Op/Ed

Jessie Raymond: Counting on befriending crows

A few years ago, I read about a little girl in the UK who had made friends with the crows in her yard. Noting that they picked up any food that had been dropped, she started throwing out dog kibble, and they started showing up every day.
Big deal, right? Pigeons are always landing in our yard to eat the corn I scatter for my chickens. But the crows were different: They brought the girl gifts in return — a bent paper clip one week, an old button the next. They left dozens of items over the years.
Pigeons might be good at things like carrying secret messages behind enemy lines, but they’re just not thoughtful.
I decided I wanted crows to leave me bits of trash too. (Who wouldn’t?) But first I had to do some research.
I learned that crows are super-intelligent animals that can live 14 years. Families work together to raise chicks; older siblings will help their parents feed the nestlings, and grandparents will drive the young to preschool now and then.
Compare this to barn swallows, who build nests just big enough for three chicks and then hatch out four. Every spring we find numerous featherless, sightless, paper-skinned hatchlings expiring on the concrete barn floor below their nests.
I picture Mommy and Daddy Swallow saying, “Welcome to the world, our darling babies. While we’re off finding you some grubs, you guys figure out who the weakling is.” This may be nature’s way of ensuring survival of the fittest, but in my opinion it’s not great parenting.
Crows even recognize human faces. Researchers in a university study, after cultivating friendly relations with the crows on campus, put on Dick Cheney masks and netted (and then released) the birds to scare them. From then on, the crows would attack anyone who showed up in the mask.
A couple of years later, the researchers stuck the Cheney mask on some poor freshman and sent him across the quad (“No, seriously, this will be fun!”). Not only did the older crows remember the mask and mob the guy, but younger birds who had never seen the mask themselves had the same reaction. The older crows had taught the younger ones a valuable lesson: Beware of politicians.
Fascinating.
I desperately wanted to win over the crows in our yard. Maybe someday they’d bring me a gift. A twist tie, perhaps, or a wire nut.
A girl can dream.
I’ve always been fascinated by unlikely human-animal bonds, like in that show “The Man Who Hugs Grizzly Bears.” (That’s not a great example, as the show got cancelled partway through the first season, but there are plenty of other noted people-to-animal relationships that haven’t ended in mauling.)
Alas, the crows, defying cliché, had always turned up their bills at the corn I threw down for my hens.

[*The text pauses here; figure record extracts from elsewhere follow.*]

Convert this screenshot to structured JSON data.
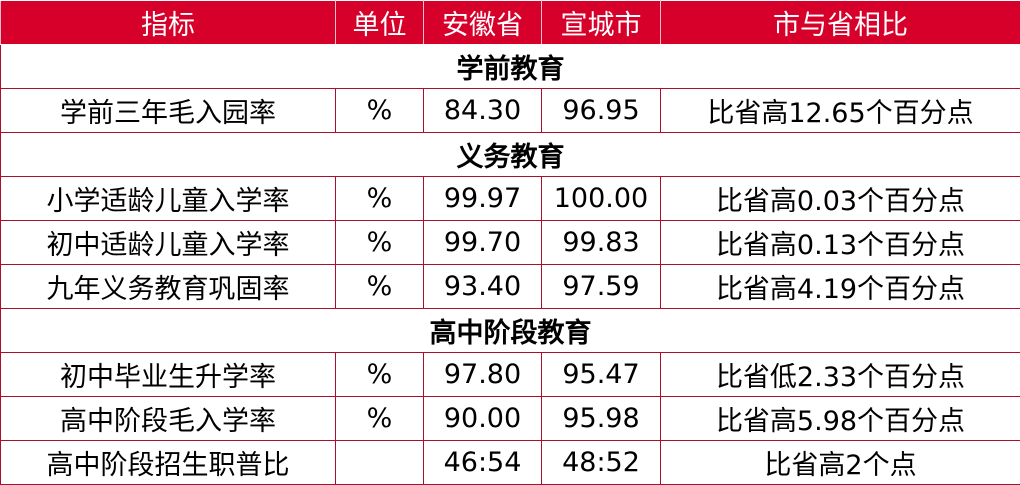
{
  "header": [
    "指标",
    "单位",
    "安徽省",
    "宣城市",
    "市与省相比"
  ],
  "sections": [
    {
      "title": "学前教育",
      "rows": [
        [
          "学前三年毛入园率",
          "%",
          "84.30",
          "96.95",
          "比省高12.65个百分点"
        ]
      ]
    },
    {
      "title": "义务教育",
      "rows": [
        [
          "小学适龄儿童入学率",
          "%",
          "99.97",
          "100.00",
          "比省高0.03个百分点"
        ],
        [
          "初中适龄儿童入学率",
          "%",
          "99.70",
          "99.83",
          "比省高0.13个百分点"
        ],
        [
          "九年义务教育巩固率",
          "%",
          "93.40",
          "97.59",
          "比省高4.19个百分点"
        ]
      ]
    },
    {
      "title": "高中阶段教育",
      "rows": [
        [
          "初中毕业生升学率",
          "%",
          "97.80",
          "95.47",
          "比省低2.33个百分点"
        ],
        [
          "高中阶段毛入学率",
          "%",
          "90.00",
          "95.98",
          "比省高5.98个百分点"
        ],
        [
          "高中阶段招生职普比",
          "",
          "46:54",
          "48:52",
          "比省高2个点"
        ]
      ]
    }
  ],
  "colors": {
    "header_bg": "#d7002a",
    "border": "#a8102e"
  }
}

But last week, I apparently landed on something better.
I had broken up a piece of stale bread and tossed it across the lawn for the chickens. A few minutes later, from the kitchen window, I saw a crow flying off with a crust in its beak.
The next morning, that same crow (or a different one, who can tell?) sat perched on a low branch over the coop.
I headed outside — first removing my Dick Cheney mask, just in case — and threw out more stale bread. Minutes later, the crow was on the ground, grabbing a piece. 
This morning, there were four crows waiting for me. Something is happening.
What comes next?
I picture myself, in the near future, twirling through the yard, flinging chunks of bread skyward while crows, in a Disneyesque scene, tuck daisies in my hair and tie a gingham apron around my waist.
At least I hope that’s where this is headed.
But crows are, after all, wild animals. What if they’re just building their numbers in a plot to avenge some accidental offense I committed ages ago? What if, instead of playing Cinderella, they give me the Tippi Hedren treatment?
I still think we have the potential for a beautiful human-crow friendship, but I’m being careful; it’s dangerous to treat wild animals as if they’re more domesticated than they actually are.
As the man who hugged grizzly bears never said (but maybe should have): Better safe than sorry.